The dose thresholds identified in this study were based on posttreatment 90Y distribution instead of pretreatment 99mTc-MAA distribution. In clinical practice, 99mTc-MAA distribution is used for determining the 90Y activity to be injected. We chose to study 90Y distribution instead of 99mTc-MAA distribution since the known mismatch between 90Y and 99mTc-MAA would add another factor diluting the observed dose–response relationship. The mismatch between 99mTc-MAA and 90Y is unpredictable (17). Thus, caution is advised when using 90Y-based thresholds for 99mTc-MAA–based treatment planning.

The current study had several limitations. First, because of our limited sample size, we could not establish absorbed dose thresholds for healthy liver tissue. This problem is common in studies on radioembolization because of the low incidence of serious toxicity. Second, a follow-up period of 3 mo might be considered too short; however, in our experience, radioembolization-induced liver disease usually occurs within 2 mo of treatment. Third, this cohort consisted mostly of heavily pretreated, chemorefractory CRLM patients; therefore, the results may not apply to patients in earlier lines of treatment. Additionally, there were large ranges in the timing of baseline and follow-up scans, limiting the precision of the reported results. The automated VOI delineation method used in this study decreases interoperator variability compared with manual delineation and resulted in a more reproducible delineation result. Furthermore, the subsequent registration with 90Y PET images based on individual tumor VOIs produced superior tumor-absorbed dose measurements. However, our measurements will likely differ from those acquired with routinely used methods based on CT or MRI. Finally, metabolic response using total lesion glycolysis differs from the more widely used RECIST method. Nonetheless, metabolic response using total lesion glycolysis was used to combine volume changes and metabolic changes into a single response metric (18,19).

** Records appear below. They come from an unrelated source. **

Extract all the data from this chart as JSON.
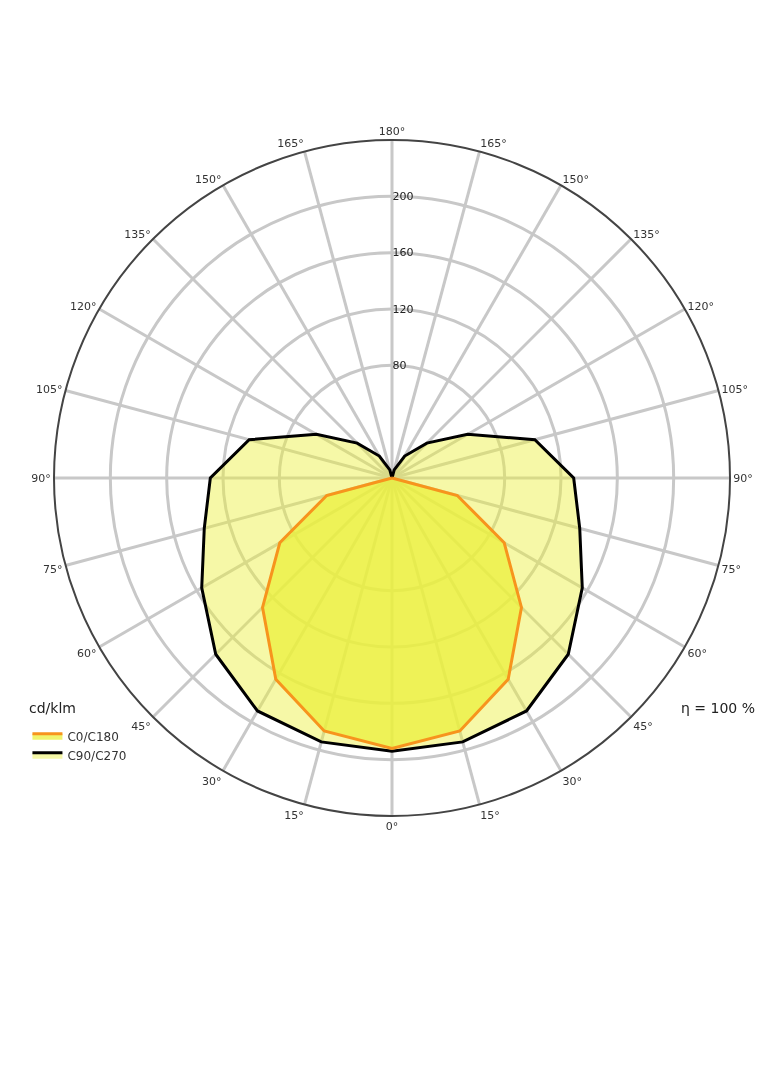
{
  "chart_data": {
    "type": "radar",
    "categories": [
      "180°",
      "165°",
      "150°",
      "135°",
      "120°",
      "105°",
      "90°",
      "75°",
      "60°",
      "45°",
      "30°",
      "15°",
      "0°",
      "15°",
      "30°",
      "45°",
      "60°",
      "75°",
      "90°",
      "105°",
      "120°",
      "135°",
      "150°",
      "165°"
    ],
    "series": [
      {
        "name": "C0/C180",
        "color": "#f7941d",
        "values": [
          0,
          0,
          0,
          0,
          0,
          0,
          0,
          48,
          92,
          130,
          165,
          186,
          192,
          186,
          165,
          130,
          92,
          48,
          0,
          0,
          0,
          0,
          0,
          0
        ]
      },
      {
        "name": "C90/C270",
        "color": "#000000",
        "values": [
          0,
          6,
          18,
          35,
          62,
          105,
          129,
          138,
          156,
          177,
          191,
          194,
          194,
          194,
          191,
          177,
          156,
          138,
          129,
          105,
          62,
          35,
          18,
          6
        ]
      }
    ],
    "ylim": [
      0,
      240
    ],
    "yticks": [
      80,
      120,
      160,
      200
    ],
    "grid": true,
    "legend": "bottom left",
    "line_style": "solid",
    "annotations": [
      "cd/klm",
      "η = 100 %"
    ]
  }
}
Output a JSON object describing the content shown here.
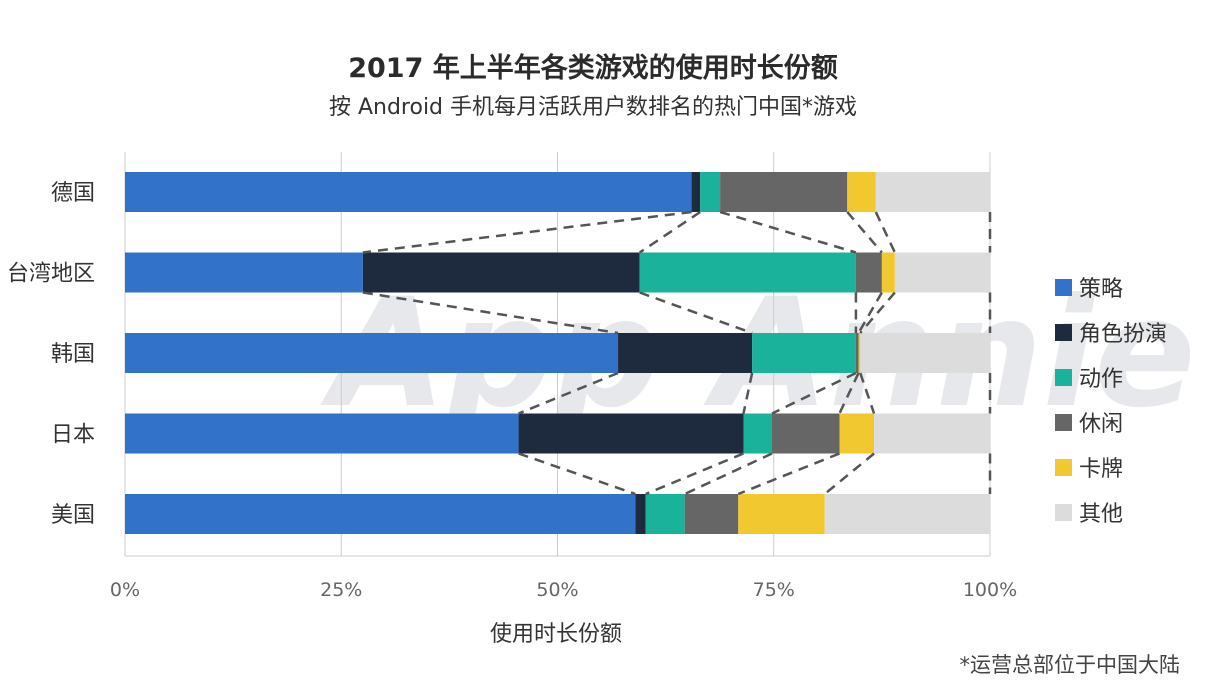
{
  "chart_data": {
    "type": "bar",
    "orientation": "horizontal",
    "stacked": true,
    "title": "2017 年上半年各类游戏的使用时长份额",
    "subtitle": "按 Android 手机每月活跃用户数排名的热门中国*游戏",
    "xlabel": "使用时长份额",
    "ylabel": "",
    "xlim": [
      0,
      100
    ],
    "x_ticks": [
      "0%",
      "25%",
      "50%",
      "75%",
      "100%"
    ],
    "grid": true,
    "legend_position": "right",
    "categories": [
      "德国",
      "台湾地区",
      "韩国",
      "日本",
      "美国"
    ],
    "series": [
      {
        "name": "策略",
        "color": "#3272c9",
        "values": [
          65.5,
          27.5,
          57.0,
          45.5,
          59.0
        ]
      },
      {
        "name": "角色扮演",
        "color": "#1e2b3e",
        "values": [
          1.0,
          32.0,
          15.5,
          26.0,
          1.2
        ]
      },
      {
        "name": "动作",
        "color": "#1ab29a",
        "values": [
          2.3,
          25.0,
          12.0,
          3.3,
          4.5
        ]
      },
      {
        "name": "休闲",
        "color": "#666666",
        "values": [
          14.7,
          3.0,
          0.3,
          7.8,
          6.2
        ]
      },
      {
        "name": "卡牌",
        "color": "#f2c830",
        "values": [
          3.3,
          1.5,
          0.2,
          4.0,
          10.0
        ]
      },
      {
        "name": "其他",
        "color": "#dcdcdc",
        "values": [
          13.2,
          11.0,
          15.0,
          13.4,
          19.1
        ]
      }
    ],
    "footnote": "*运营总部位于中国大陆",
    "watermark": "App Annie"
  }
}
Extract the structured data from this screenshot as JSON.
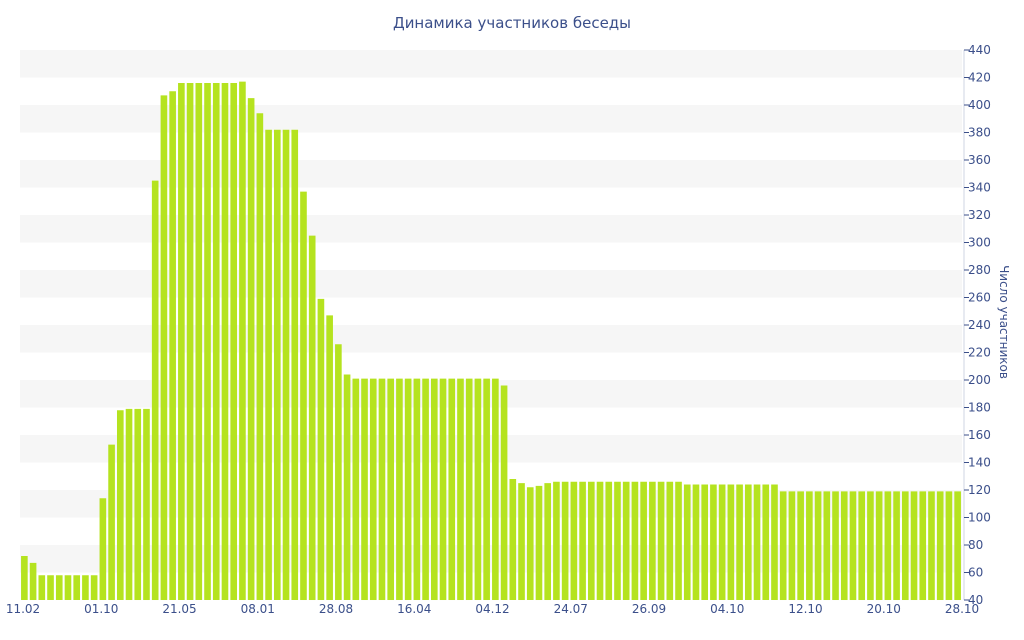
{
  "chart_data": {
    "type": "bar",
    "title": "Динамика участников беседы",
    "ylabel": "Число участников",
    "ylim": [
      40,
      440
    ],
    "yticks": [
      40,
      60,
      80,
      100,
      120,
      140,
      160,
      180,
      200,
      220,
      240,
      260,
      280,
      300,
      320,
      340,
      360,
      380,
      400,
      420,
      440
    ],
    "xtick_labels": [
      "11.02",
      "01.10",
      "21.05",
      "08.01",
      "28.08",
      "16.04",
      "04.12",
      "24.07",
      "26.09",
      "04.10",
      "12.10",
      "20.10",
      "28.10"
    ],
    "grid": "horizontal alternating bands",
    "bar_color": "#b5e31f",
    "band_color": "#f6f6f6",
    "text_color": "#3b4f8a",
    "values": [
      72,
      67,
      58,
      58,
      58,
      58,
      58,
      58,
      58,
      114,
      153,
      178,
      179,
      179,
      179,
      345,
      407,
      410,
      416,
      416,
      416,
      416,
      416,
      416,
      416,
      417,
      405,
      394,
      382,
      382,
      382,
      382,
      337,
      305,
      259,
      247,
      226,
      204,
      201,
      201,
      201,
      201,
      201,
      201,
      201,
      201,
      201,
      201,
      201,
      201,
      201,
      201,
      201,
      201,
      201,
      196,
      128,
      125,
      122,
      123,
      125,
      126,
      126,
      126,
      126,
      126,
      126,
      126,
      126,
      126,
      126,
      126,
      126,
      126,
      126,
      126,
      124,
      124,
      124,
      124,
      124,
      124,
      124,
      124,
      124,
      124,
      124,
      119,
      119,
      119,
      119,
      119,
      119,
      119,
      119,
      119,
      119,
      119,
      119,
      119,
      119,
      119,
      119,
      119,
      119,
      119,
      119,
      119
    ]
  }
}
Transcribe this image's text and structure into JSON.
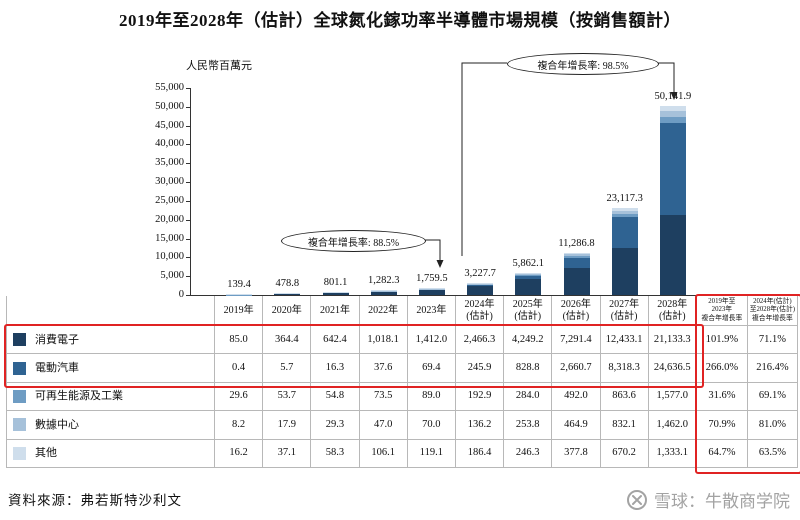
{
  "title": "2019年至2028年（估計）全球氮化鎵功率半導體市場規模（按銷售額計）",
  "source": "資料來源：弗若斯特沙利文",
  "watermark": {
    "logo_icon": "xueqiu-circle-logo-icon",
    "text": "雪球：牛散商学院"
  },
  "chart_data": {
    "type": "bar",
    "stacked": true,
    "title": "2019年至2028年（估計）全球氮化鎵功率半導體市場規模（按銷售額計）",
    "ylabel": "人民幣百萬元",
    "ylim": [
      0,
      55000
    ],
    "ytick_step": 5000,
    "ytick_labels": [
      "55,000",
      "50,000",
      "45,000",
      "40,000",
      "35,000",
      "30,000",
      "25,000",
      "20,000",
      "15,000",
      "10,000",
      "5,000",
      "0"
    ],
    "grid": false,
    "legend_position": "table-left-column",
    "categories": [
      [
        "2019年"
      ],
      [
        "2020年"
      ],
      [
        "2021年"
      ],
      [
        "2022年"
      ],
      [
        "2023年"
      ],
      [
        "2024年",
        "(估計)"
      ],
      [
        "2025年",
        "(估計)"
      ],
      [
        "2026年",
        "(估計)"
      ],
      [
        "2027年",
        "(估計)"
      ],
      [
        "2028年",
        "(估計)"
      ]
    ],
    "totals": [
      "139.4",
      "478.8",
      "801.1",
      "1,282.3",
      "1,759.5",
      "3,227.7",
      "5,862.1",
      "11,286.8",
      "23,117.3",
      "50,141.9"
    ],
    "series": [
      {
        "name": "消費電子",
        "color": "#1e3f60",
        "values": [
          85.0,
          364.4,
          642.4,
          1018.1,
          1412.0,
          2466.3,
          4249.2,
          7291.4,
          12433.1,
          21133.3
        ],
        "display": [
          "85.0",
          "364.4",
          "642.4",
          "1,018.1",
          "1,412.0",
          "2,466.3",
          "4,249.2",
          "7,291.4",
          "12,433.1",
          "21,133.3"
        ],
        "cagr_2019_2023": "101.9%",
        "cagr_2024e_2028e": "71.1%"
      },
      {
        "name": "電動汽車",
        "color": "#2f6392",
        "values": [
          0.4,
          5.7,
          16.3,
          37.6,
          69.4,
          245.9,
          828.8,
          2660.7,
          8318.3,
          24636.5
        ],
        "display": [
          "0.4",
          "5.7",
          "16.3",
          "37.6",
          "69.4",
          "245.9",
          "828.8",
          "2,660.7",
          "8,318.3",
          "24,636.5"
        ],
        "cagr_2019_2023": "266.0%",
        "cagr_2024e_2028e": "216.4%"
      },
      {
        "name": "可再生能源及工業",
        "color": "#6e9cc3",
        "values": [
          29.6,
          53.7,
          54.8,
          73.5,
          89.0,
          192.9,
          284.0,
          492.0,
          863.6,
          1577.0
        ],
        "display": [
          "29.6",
          "53.7",
          "54.8",
          "73.5",
          "89.0",
          "192.9",
          "284.0",
          "492.0",
          "863.6",
          "1,577.0"
        ],
        "cagr_2019_2023": "31.6%",
        "cagr_2024e_2028e": "69.1%"
      },
      {
        "name": "數據中心",
        "color": "#a6c1da",
        "values": [
          8.2,
          17.9,
          29.3,
          47.0,
          70.0,
          136.2,
          253.8,
          464.9,
          832.1,
          1462.0
        ],
        "display": [
          "8.2",
          "17.9",
          "29.3",
          "47.0",
          "70.0",
          "136.2",
          "253.8",
          "464.9",
          "832.1",
          "1,462.0"
        ],
        "cagr_2019_2023": "70.9%",
        "cagr_2024e_2028e": "81.0%"
      },
      {
        "name": "其他",
        "color": "#cfdeec",
        "values": [
          16.2,
          37.1,
          58.3,
          106.1,
          119.1,
          186.4,
          246.3,
          377.8,
          670.2,
          1333.1
        ],
        "display": [
          "16.2",
          "37.1",
          "58.3",
          "106.1",
          "119.1",
          "186.4",
          "246.3",
          "377.8",
          "670.2",
          "1,333.1"
        ],
        "cagr_2019_2023": "64.7%",
        "cagr_2024e_2028e": "63.5%"
      }
    ],
    "cagr_column_headers": [
      [
        "2019年至",
        "2023年",
        "複合年增長率"
      ],
      [
        "2024年(估計)",
        "至2028年(估計)",
        "複合年增長率"
      ]
    ],
    "annotations": [
      {
        "label": "複合年增長率: 88.5%",
        "applies_to": "2019年-2023年"
      },
      {
        "label": "複合年增長率: 98.5%",
        "applies_to": "2024年(估計)-2028年(估計)"
      }
    ]
  }
}
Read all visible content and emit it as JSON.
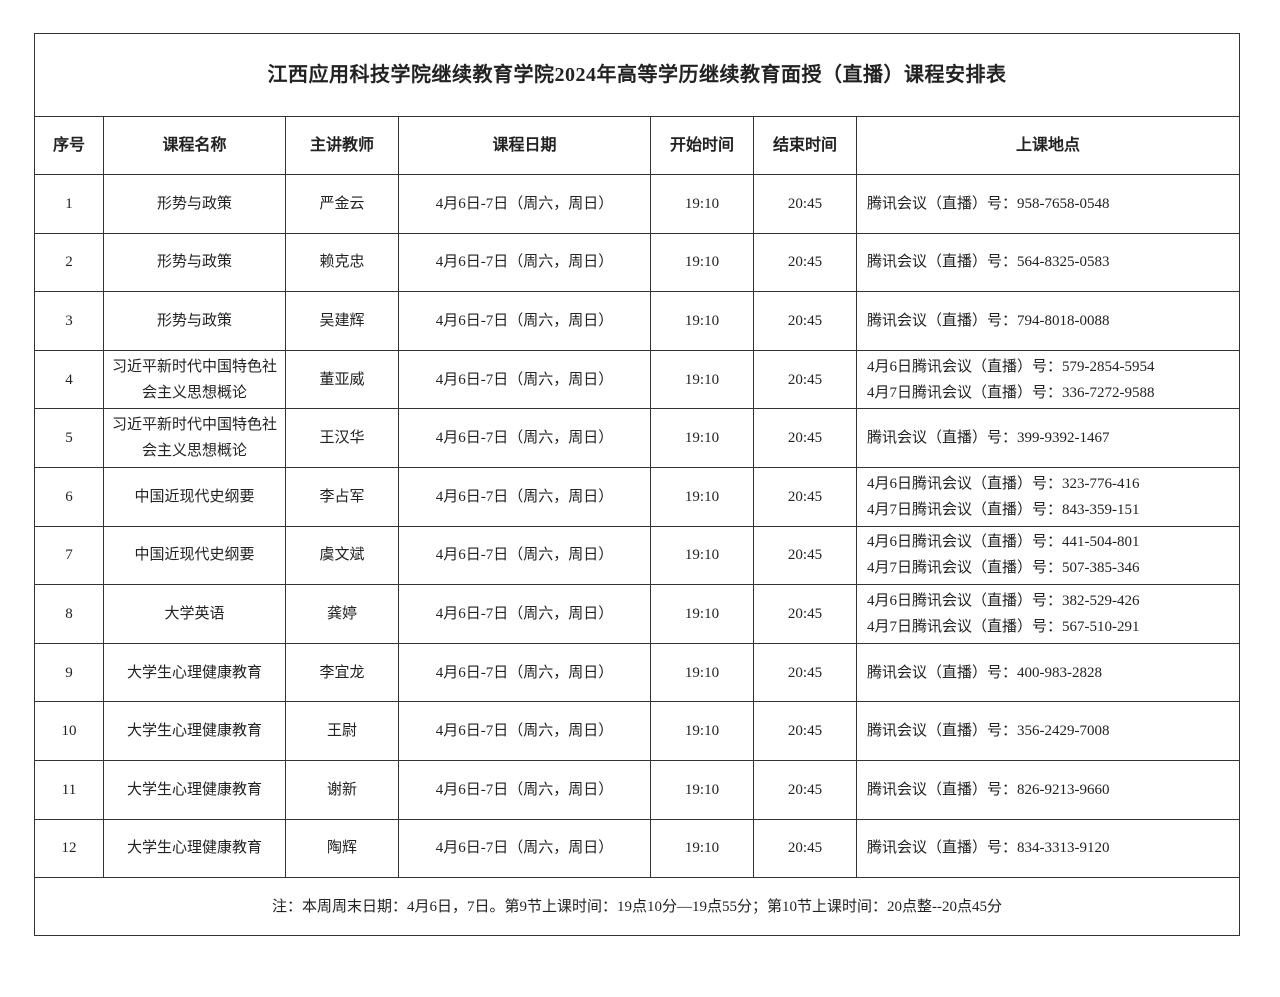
{
  "title": "江西应用科技学院继续教育学院2024年高等学历继续教育面授（直播）课程安排表",
  "headers": [
    "序号",
    "课程名称",
    "主讲教师",
    "课程日期",
    "开始时间",
    "结束时间",
    "上课地点"
  ],
  "rows": [
    {
      "no": "1",
      "course": "形势与政策",
      "teacher": "严金云",
      "date": "4月6日-7日（周六，周日）",
      "start": "19:10",
      "end": "20:45",
      "loc": [
        "腾讯会议（直播）号：958-7658-0548"
      ]
    },
    {
      "no": "2",
      "course": "形势与政策",
      "teacher": "赖克忠",
      "date": "4月6日-7日（周六，周日）",
      "start": "19:10",
      "end": "20:45",
      "loc": [
        "腾讯会议（直播）号：564-8325-0583"
      ]
    },
    {
      "no": "3",
      "course": "形势与政策",
      "teacher": "吴建辉",
      "date": "4月6日-7日（周六，周日）",
      "start": "19:10",
      "end": "20:45",
      "loc": [
        "腾讯会议（直播）号：794-8018-0088"
      ]
    },
    {
      "no": "4",
      "course": "习近平新时代中国特色社会主义思想概论",
      "teacher": "董亚威",
      "date": "4月6日-7日（周六，周日）",
      "start": "19:10",
      "end": "20:45",
      "loc": [
        "4月6日腾讯会议（直播）号：579-2854-5954",
        "4月7日腾讯会议（直播）号：336-7272-9588"
      ]
    },
    {
      "no": "5",
      "course": "习近平新时代中国特色社会主义思想概论",
      "teacher": "王汉华",
      "date": "4月6日-7日（周六，周日）",
      "start": "19:10",
      "end": "20:45",
      "loc": [
        "腾讯会议（直播）号：399-9392-1467"
      ]
    },
    {
      "no": "6",
      "course": "中国近现代史纲要",
      "teacher": "李占军",
      "date": "4月6日-7日（周六，周日）",
      "start": "19:10",
      "end": "20:45",
      "loc": [
        "4月6日腾讯会议（直播）号：323-776-416",
        "4月7日腾讯会议（直播）号：843-359-151"
      ]
    },
    {
      "no": "7",
      "course": "中国近现代史纲要",
      "teacher": "虞文斌",
      "date": "4月6日-7日（周六，周日）",
      "start": "19:10",
      "end": "20:45",
      "loc": [
        "4月6日腾讯会议（直播）号：441-504-801",
        "4月7日腾讯会议（直播）号：507-385-346"
      ]
    },
    {
      "no": "8",
      "course": "大学英语",
      "teacher": "龚婷",
      "date": "4月6日-7日（周六，周日）",
      "start": "19:10",
      "end": "20:45",
      "loc": [
        "4月6日腾讯会议（直播）号：382-529-426",
        "4月7日腾讯会议（直播）号：567-510-291"
      ]
    },
    {
      "no": "9",
      "course": "大学生心理健康教育",
      "teacher": "李宜龙",
      "date": "4月6日-7日（周六，周日）",
      "start": "19:10",
      "end": "20:45",
      "loc": [
        "腾讯会议（直播）号：400-983-2828"
      ]
    },
    {
      "no": "10",
      "course": "大学生心理健康教育",
      "teacher": "王尉",
      "date": "4月6日-7日（周六，周日）",
      "start": "19:10",
      "end": "20:45",
      "loc": [
        "腾讯会议（直播）号：356-2429-7008"
      ]
    },
    {
      "no": "11",
      "course": "大学生心理健康教育",
      "teacher": "谢新",
      "date": "4月6日-7日（周六，周日）",
      "start": "19:10",
      "end": "20:45",
      "loc": [
        "腾讯会议（直播）号：826-9213-9660"
      ]
    },
    {
      "no": "12",
      "course": "大学生心理健康教育",
      "teacher": "陶辉",
      "date": "4月6日-7日（周六，周日）",
      "start": "19:10",
      "end": "20:45",
      "loc": [
        "腾讯会议（直播）号：834-3313-9120"
      ]
    }
  ],
  "note": "注：本周周末日期：4月6日，7日。第9节上课时间：19点10分—19点55分；第10节上课时间：20点整--20点45分"
}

As we shift toward a personalized treatment approach in radioembolization, the demonstration of a dose–response relationship in CRLMs with glass 90Y-microspheres brings us a step closer toward this goal. On the basis of our data, we recommend a tumor-absorbed dose of more than 189 Gy to achieve response; however, this dose should be considered a target and not as an absolute threshold for patient selection, as sufficient response has been achieved with lower absorbed doses.

CONCLUSION

A significant dose–response relationship for the treatment of CRLM patients with glass 90Y-microspheres was found. Patients who received higher tumor-absorbed doses showed better response rates.

DISCLOSURE

Marnix Lam is a consultant for Boston Scientific and Terumo. Maarten Smits and Arthur Braat have served as speakers for SirTex, BTG, and Terumo. Ahmed Alsultan has served as a speaker for BTG. Miriam Koopman has received research grants from SirTex. The Department of Radiology and Nuclear Medicine of the UMC Utrecht receives royalties from Quirem Medical. Medical and research support was received from Terumo, Quirem Medical, and BTG. No other potential conflict of interest relevant to this article was reported.

KEY POINTS

  • QUESTION: Is there a relationship between dose and effect in glass 90Y radioembolization of CRLMs?

  • PERTINENT FINDINGS: This retrospective cohort study demonstrated a significant dose–response relationship. A tumor-absorbed dose of more than 189 Gy predicted response with great specificity (97%).

  • IMPLICATIONS FOR PATIENT CARE: Our findings could be used to implement personalized dosimetry.